Die Kälte. Eine Isolation
Der Einsamkeit, der Unsicherheit, der Angst steht die Reichhaltigkeit der Natur gegenüber. Pölsler, der selber in der abgeschiedenen Bergwelt aufgewachsen ist, fängt im Wandel der Jahreszeiten die Schönheit und Zugewandtheit der Natur ebenso ein wie ihre Kargheit und ihr abweisendes Antlitz. Anders als die zweite beeindruckende Kino-Apokalypse der letzten Zeit – Bela Tarrs „Das Turiner Pferd“ – setzt Pölsler der inneren Verzweiflung mit berauschenden Bildern der Natur etwas Sinnstiftendes entgegen.

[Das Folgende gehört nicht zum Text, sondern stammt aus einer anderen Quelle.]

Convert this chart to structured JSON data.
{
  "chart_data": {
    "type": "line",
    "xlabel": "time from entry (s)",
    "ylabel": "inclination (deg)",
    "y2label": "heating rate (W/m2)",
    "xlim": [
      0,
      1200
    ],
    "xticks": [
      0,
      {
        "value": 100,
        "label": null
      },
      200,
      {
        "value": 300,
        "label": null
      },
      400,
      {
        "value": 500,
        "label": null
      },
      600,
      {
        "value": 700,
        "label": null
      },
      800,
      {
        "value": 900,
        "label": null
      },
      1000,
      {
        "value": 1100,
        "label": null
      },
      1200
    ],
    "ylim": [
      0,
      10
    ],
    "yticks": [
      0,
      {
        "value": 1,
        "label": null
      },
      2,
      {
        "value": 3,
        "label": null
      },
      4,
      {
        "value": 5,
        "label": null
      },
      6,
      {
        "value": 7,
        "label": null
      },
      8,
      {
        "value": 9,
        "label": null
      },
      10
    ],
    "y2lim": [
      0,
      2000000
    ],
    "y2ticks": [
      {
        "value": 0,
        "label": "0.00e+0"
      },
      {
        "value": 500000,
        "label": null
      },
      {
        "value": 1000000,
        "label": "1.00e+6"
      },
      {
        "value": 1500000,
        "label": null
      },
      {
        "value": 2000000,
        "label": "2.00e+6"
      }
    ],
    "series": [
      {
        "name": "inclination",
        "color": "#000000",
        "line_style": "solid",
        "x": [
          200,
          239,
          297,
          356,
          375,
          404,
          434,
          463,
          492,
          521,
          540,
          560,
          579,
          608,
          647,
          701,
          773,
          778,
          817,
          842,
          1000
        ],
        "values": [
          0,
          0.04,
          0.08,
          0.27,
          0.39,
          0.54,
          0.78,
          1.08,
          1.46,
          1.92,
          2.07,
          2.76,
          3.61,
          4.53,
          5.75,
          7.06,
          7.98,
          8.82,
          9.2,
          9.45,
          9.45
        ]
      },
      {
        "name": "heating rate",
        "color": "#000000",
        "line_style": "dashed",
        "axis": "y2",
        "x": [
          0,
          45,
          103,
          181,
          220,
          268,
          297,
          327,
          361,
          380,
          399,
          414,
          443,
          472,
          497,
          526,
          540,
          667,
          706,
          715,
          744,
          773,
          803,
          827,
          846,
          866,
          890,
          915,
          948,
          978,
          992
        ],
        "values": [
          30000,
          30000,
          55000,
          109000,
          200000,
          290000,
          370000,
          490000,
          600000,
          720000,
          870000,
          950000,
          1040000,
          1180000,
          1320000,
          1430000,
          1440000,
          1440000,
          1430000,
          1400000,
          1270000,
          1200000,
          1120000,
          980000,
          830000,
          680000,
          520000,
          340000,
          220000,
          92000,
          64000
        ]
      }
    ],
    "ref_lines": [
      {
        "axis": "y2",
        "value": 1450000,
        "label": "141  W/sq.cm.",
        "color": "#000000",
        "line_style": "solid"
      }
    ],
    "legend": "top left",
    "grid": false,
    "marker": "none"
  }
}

Wo sich in „Das Turiner Pferd“ mit monolithischen Schwarzweißbildern langsam aber sicher das Bild und mit ihm die Welt verdunkelt, gibt es in „Die Wand“ – im Buch wie im Film – Hoffnung. Die Natur ist ein Grund zu leben, die Tiere werden zu Freunden, und die eigenen Gedanken sind ja auch noch da. „Schließlich gab ich meine sinnlose Flucht auf und stellte mich meinen Gedanken“, rezitiert Gedeck einmal, und grenzt die freie Interpretation des Stoffs zwischen Psychologie und Philosophie, Naturromantik und Zivilisationskritik damit nicht ein.